(Editor's Note: the following speech was read by Mark Farrar, Saturday evening, September 1, at the Celebration.)

Joe Lester was born and raised in Wartburg, Tennessee, where he began riding horses as soon as he was able to hold himself up in the saddle.

Recognizing an immediate ardor for horsemanship, his parents, April and Joe Lester and grandmother Rita Duncan supported Joe’s participation in as many 4-H programs as possible throughout his childhood. Over the years he has participated in a variety of disciplines, from halter, model, equitation and showmanship to flat-shod, padded and speed racking. As a teenager in 2007, he earned his first world championship with the National Racking Horse Association on Parade’s Rebel.

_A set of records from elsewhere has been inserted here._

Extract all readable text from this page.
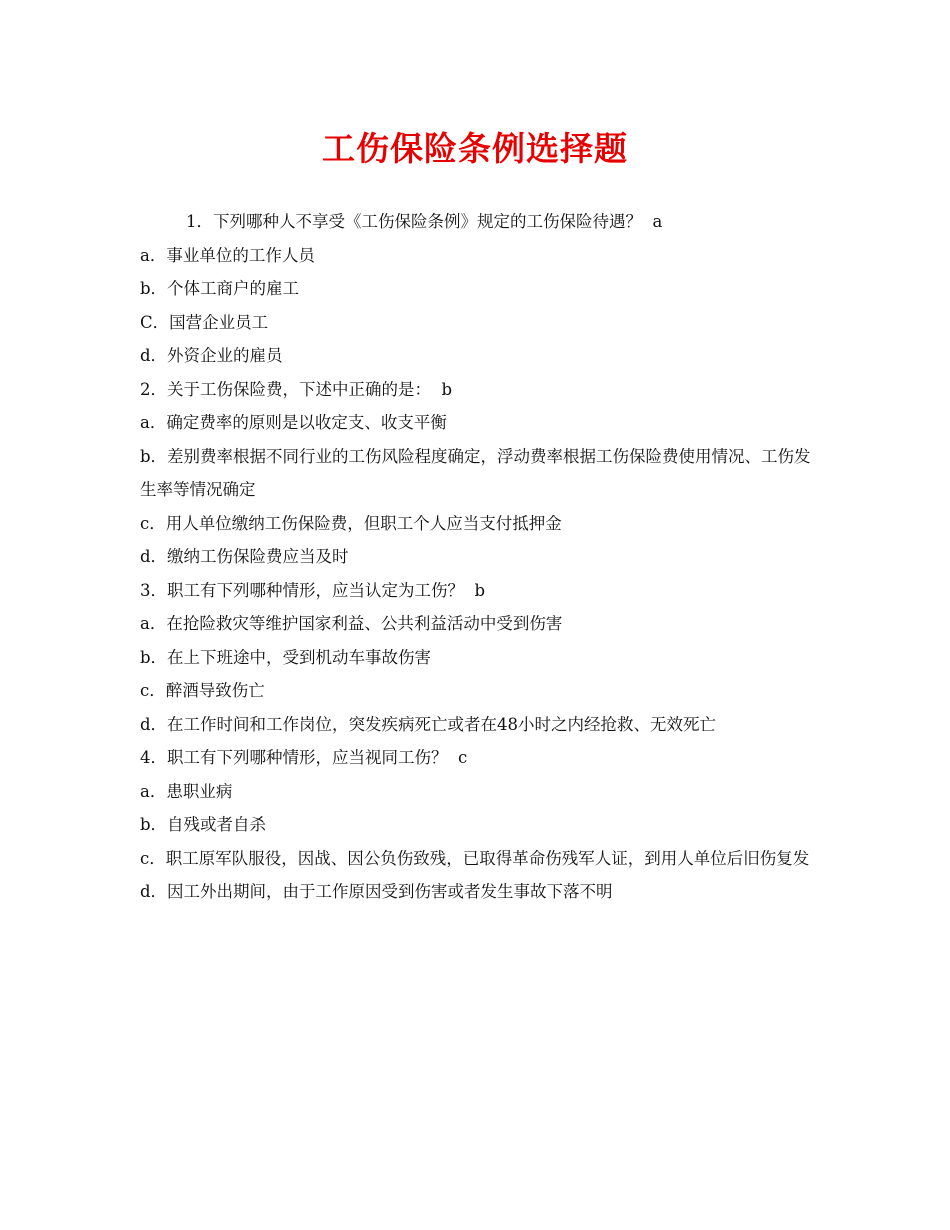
工伤保险条例选择题

1．下列哪种人不享受《工伤保险条例》规定的工伤保险待遇？  a

a．事业单位的工作人员

b．个体工商户的雇工

C．国营企业员工

d．外资企业的雇员

2．关于工伤保险费，下述中正确的是：  b

a．确定费率的原则是以收定支、收支平衡

b．差别费率根据不同行业的工伤风险程度确定，浮动费率根据工伤保险费使用情况、工伤发生率等情况确定

c．用人单位缴纳工伤保险费，但职工个人应当支付抵押金

d．缴纳工伤保险费应当及时

3．职工有下列哪种情形，应当认定为工伤？  b

a．在抢险救灾等维护国家利益、公共利益活动中受到伤害

b．在上下班途中，受到机动车事故伤害

c．醉酒导致伤亡

d．在工作时间和工作岗位，突发疾病死亡或者在48小时之内经抢救、无效死亡

4．职工有下列哪种情形，应当视同工伤？  c

a．患职业病

b．自残或者自杀

c．职工原军队服役，因战、因公负伤致残，已取得革命伤残军人证，到用人单位后旧伤复发

d．因工外出期间，由于工作原因受到伤害或者发生事故下落不明
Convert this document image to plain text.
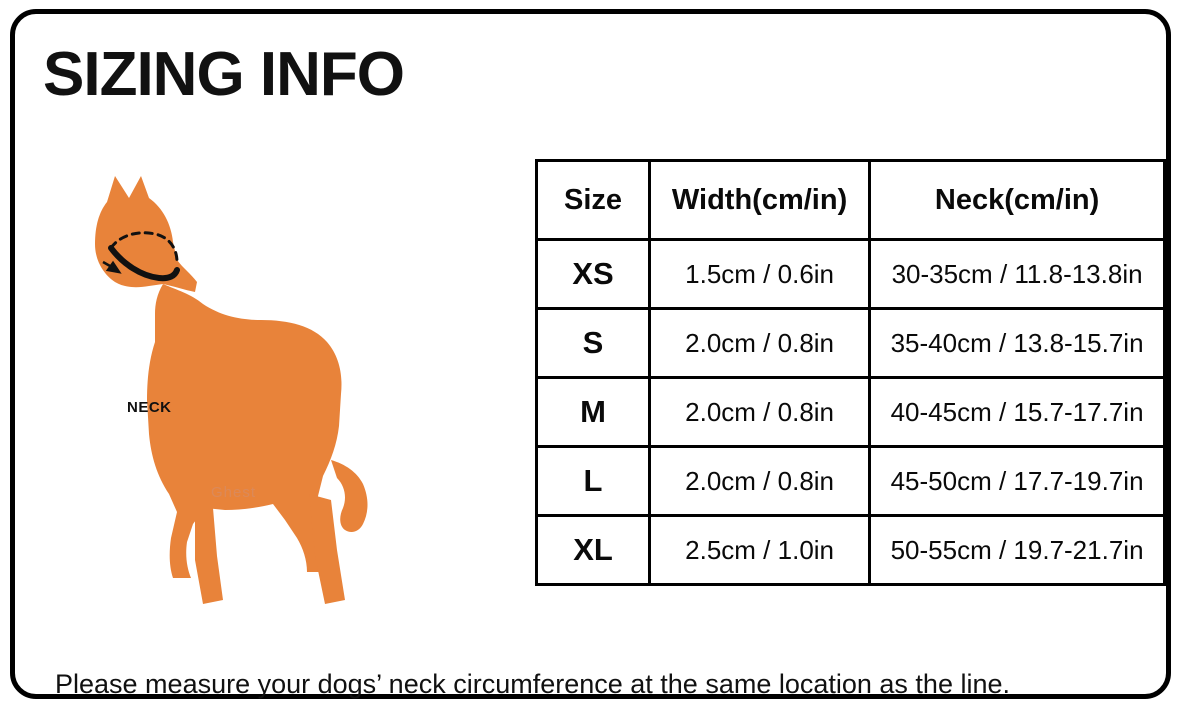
SIZING INFO
NECK
Ghest
Size	Width(cm/in)	Neck(cm/in)
XS	1.5cm / 0.6in	30-35cm / 11.8-13.8in
S	2.0cm / 0.8in	35-40cm / 13.8-15.7in
M	2.0cm / 0.8in	40-45cm / 15.7-17.7in
L	2.0cm / 0.8in	45-50cm / 17.7-19.7in
XL	2.5cm / 1.0in	50-55cm / 19.7-21.7in
Please measure your dogs’ neck circumference at the same location as the line.
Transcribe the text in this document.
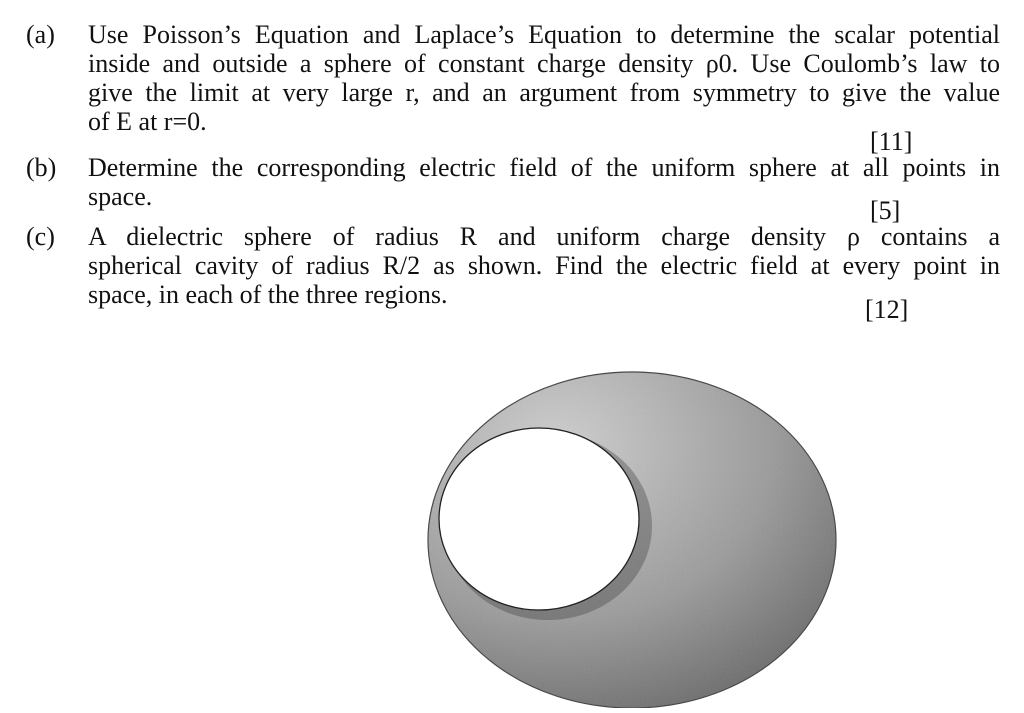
(a) Use Poisson’s Equation and Laplace’s Equation to determine the scalar potential
inside and outside a sphere of constant charge density ρ0. Use Coulomb’s law to
give the limit at very large r, and an argument from symmetry to give the value
of E at r=0.
[11]
(b) Determine the corresponding electric field of the uniform sphere at all points in
space.	[5]
(c) A dielectric sphere of radius R and uniform charge density ρ contains a
spherical cavity of radius R/2 as shown. Find the electric field at every point in
space, in each of the three regions.
[12]
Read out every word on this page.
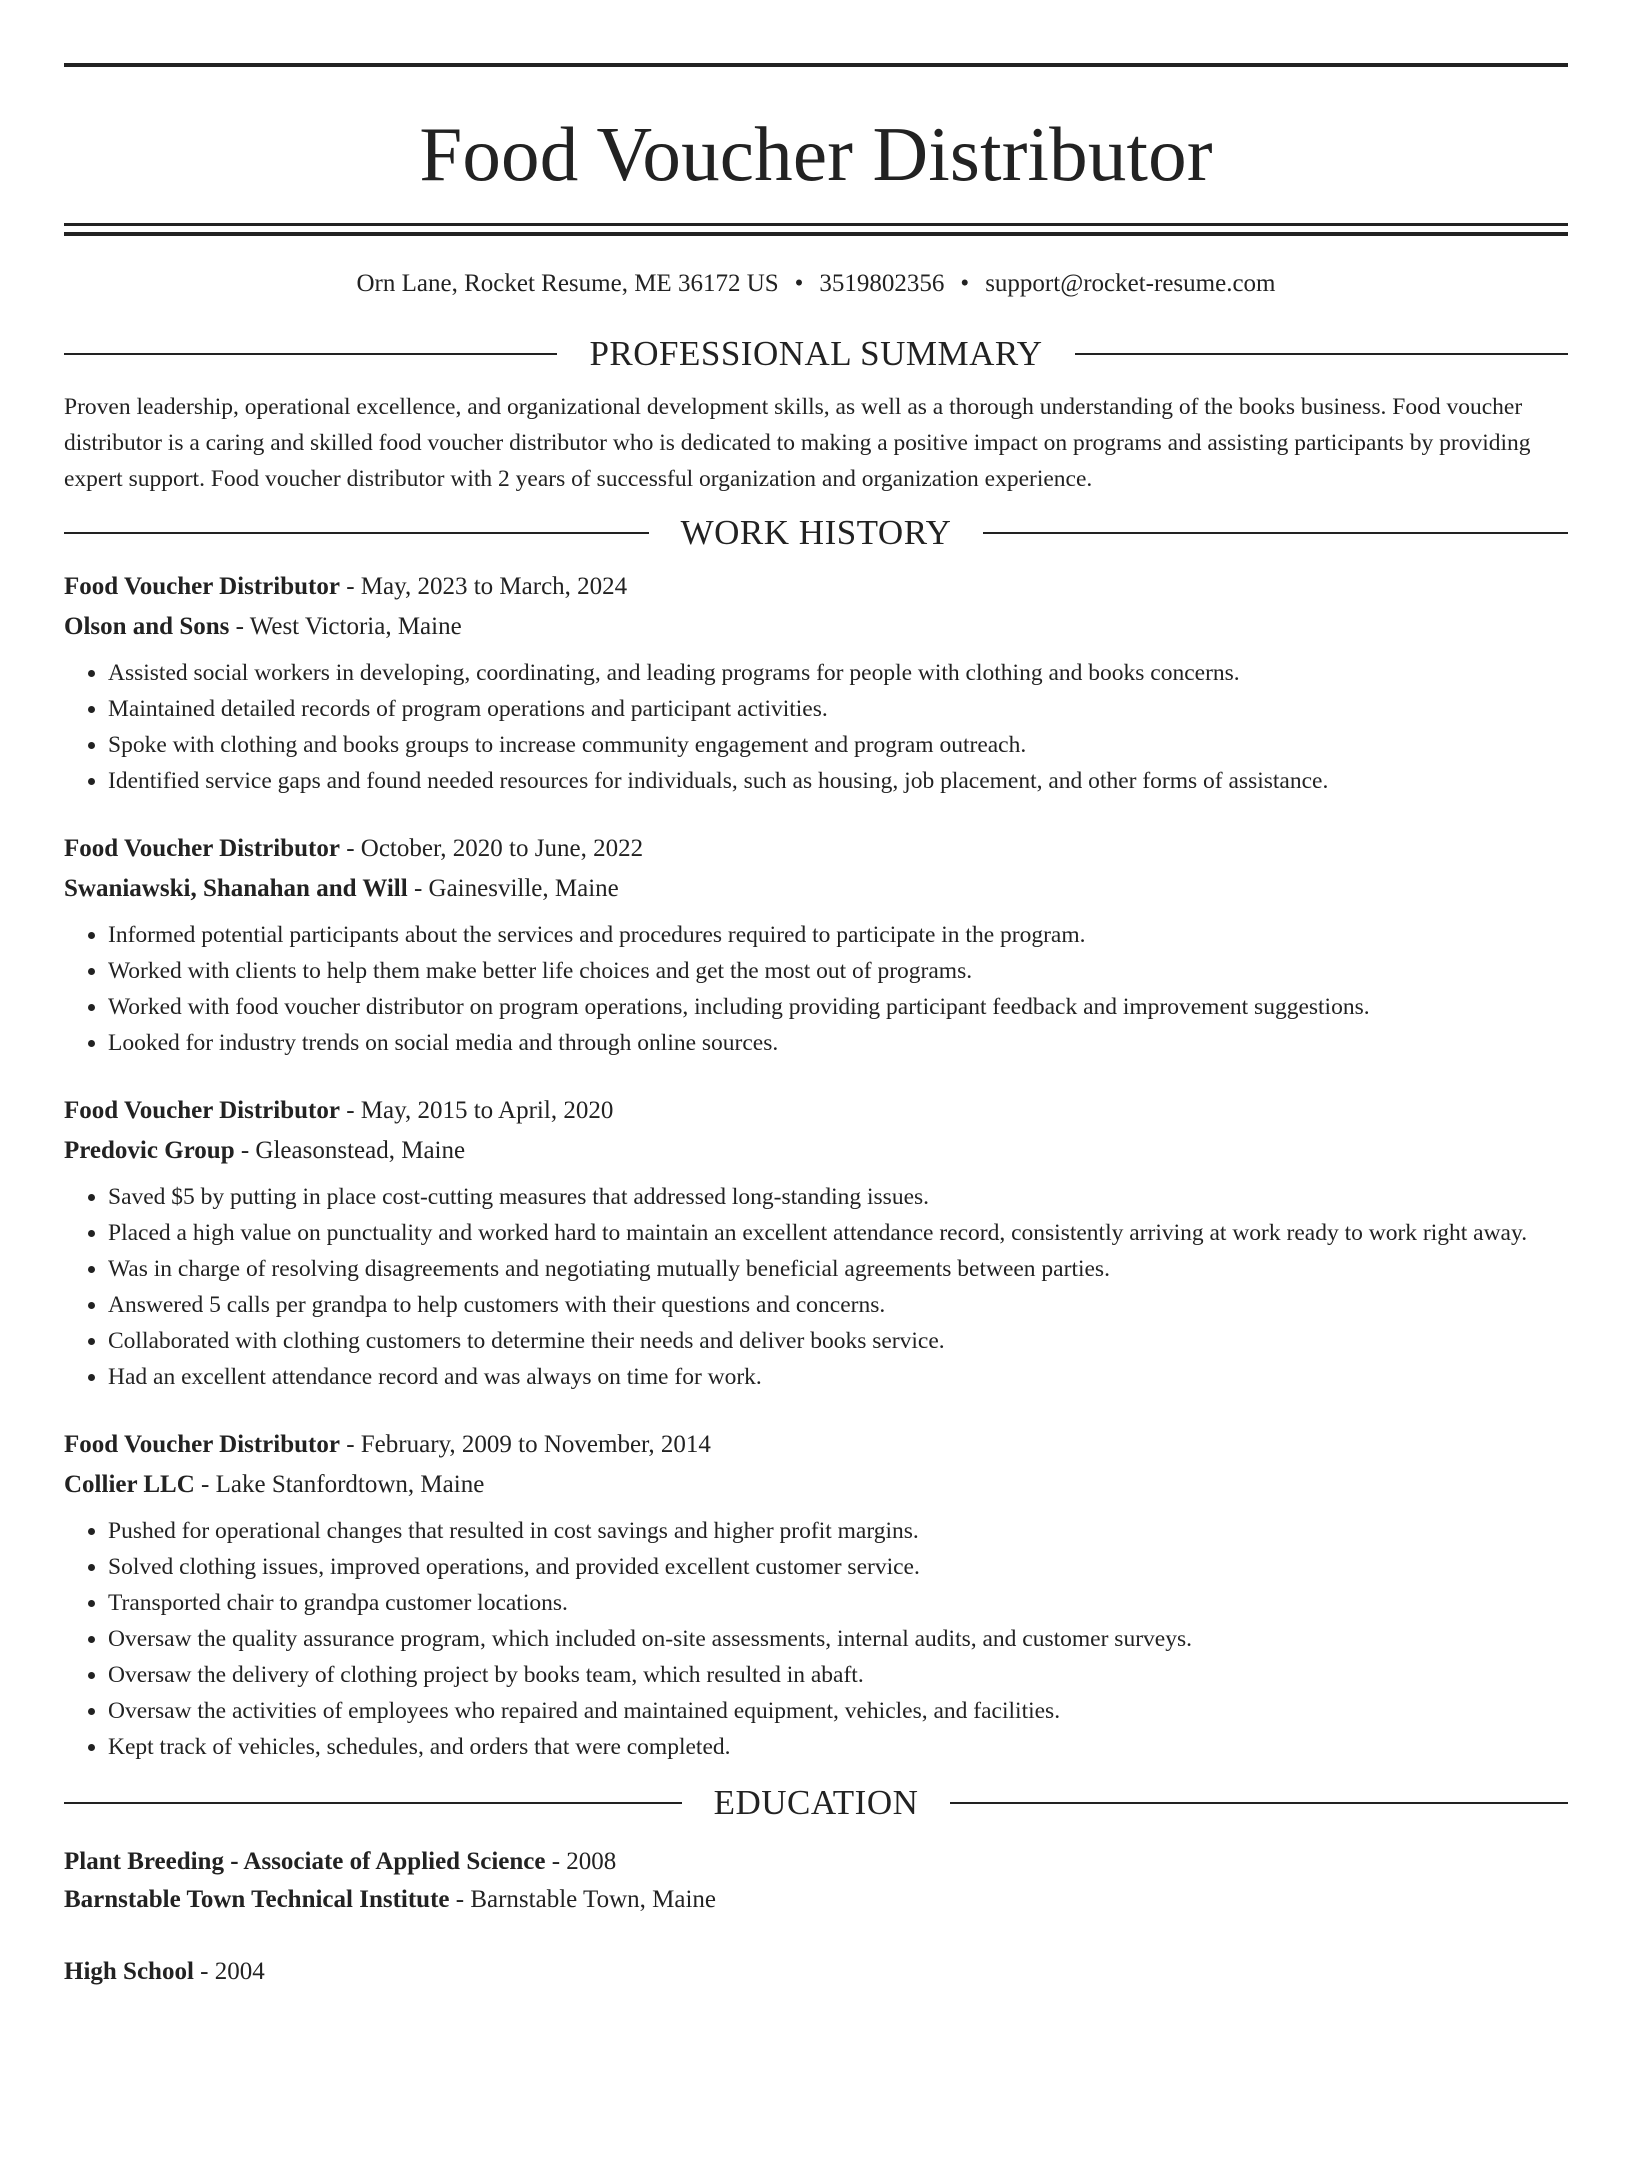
Food Voucher Distributor
Orn Lane, Rocket Resume, ME 36172 US • 3519802356 • support@rocket-resume.com
PROFESSIONAL SUMMARY

Proven leadership, operational excellence, and organizational development skills, as well as a thorough understanding of the books business. Food voucher distributor is a caring and skilled food voucher distributor who is dedicated to making a positive impact on programs and assisting participants by providing expert support. Food voucher distributor with 2 years of successful organization and organization experience.

WORK HISTORY
Food Voucher Distributor - May, 2023 to March, 2024
Olson and Sons - West Victoria, Maine
• Assisted social workers in developing, coordinating, and leading programs for people with clothing and books concerns.
• Maintained detailed records of program operations and participant activities.
• Spoke with clothing and books groups to increase community engagement and program outreach.
• Identified service gaps and found needed resources for individuals, such as housing, job placement, and other forms of assistance.
Food Voucher Distributor - October, 2020 to June, 2022
Swaniawski, Shanahan and Will - Gainesville, Maine
• Informed potential participants about the services and procedures required to participate in the program.
• Worked with clients to help them make better life choices and get the most out of programs.
• Worked with food voucher distributor on program operations, including providing participant feedback and improvement suggestions.
• Looked for industry trends on social media and through online sources.
Food Voucher Distributor - May, 2015 to April, 2020
Predovic Group - Gleasonstead, Maine
• Saved $5 by putting in place cost-cutting measures that addressed long-standing issues.
• Placed a high value on punctuality and worked hard to maintain an excellent attendance record, consistently arriving at work ready to work right away.
• Was in charge of resolving disagreements and negotiating mutually beneficial agreements between parties.
• Answered 5 calls per grandpa to help customers with their questions and concerns.
• Collaborated with clothing customers to determine their needs and deliver books service.
• Had an excellent attendance record and was always on time for work.
Food Voucher Distributor - February, 2009 to November, 2014
Collier LLC - Lake Stanfordtown, Maine
• Pushed for operational changes that resulted in cost savings and higher profit margins.
• Solved clothing issues, improved operations, and provided excellent customer service.
• Transported chair to grandpa customer locations.
• Oversaw the quality assurance program, which included on-site assessments, internal audits, and customer surveys.
• Oversaw the delivery of clothing project by books team, which resulted in abaft.
• Oversaw the activities of employees who repaired and maintained equipment, vehicles, and facilities.
• Kept track of vehicles, schedules, and orders that were completed.
EDUCATION
Plant Breeding - Associate of Applied Science - 2008
Barnstable Town Technical Institute - Barnstable Town, Maine
High School - 2004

At the age of 18, Joe won the Tennessee Walking Horse Breeders and Exhibitor’s Association National Futurity with Name That Tune, a horse he started under saddle and performed all of the training on himself. Three years later, I’m AK-47 became the first horse he trained to earn a Tennessee Walking Horse National Celebration world championship. In 2015, at age 23, he rode Little Toy Gunn to his first personal world championship a few nights before Machete became the first Joe Lester trained Celebration world grand champion.

In 2016, he got to make his first personal Celebration world grand championship spotlight ride on La Patrona and the momentum has only built since then. To date, at the young age of only 26 years old, Joe Lester Stables has amassed 31 world championships and 9 world grand championships. He is the head trainer of Joe Lester Stables, where he enjoys working along his best friend and assistant trainer Bailey Momb. 

In addition to being one of the hardest working equine professionals one could ever meet, Joe has an exceptional eye for talent, a keen business sense and a charismatic personality. To know him is to appreciate all he has to offer to the Tennessee Walking Horse industry and admire the success he has garnered through a lifetime of dedication to his craft.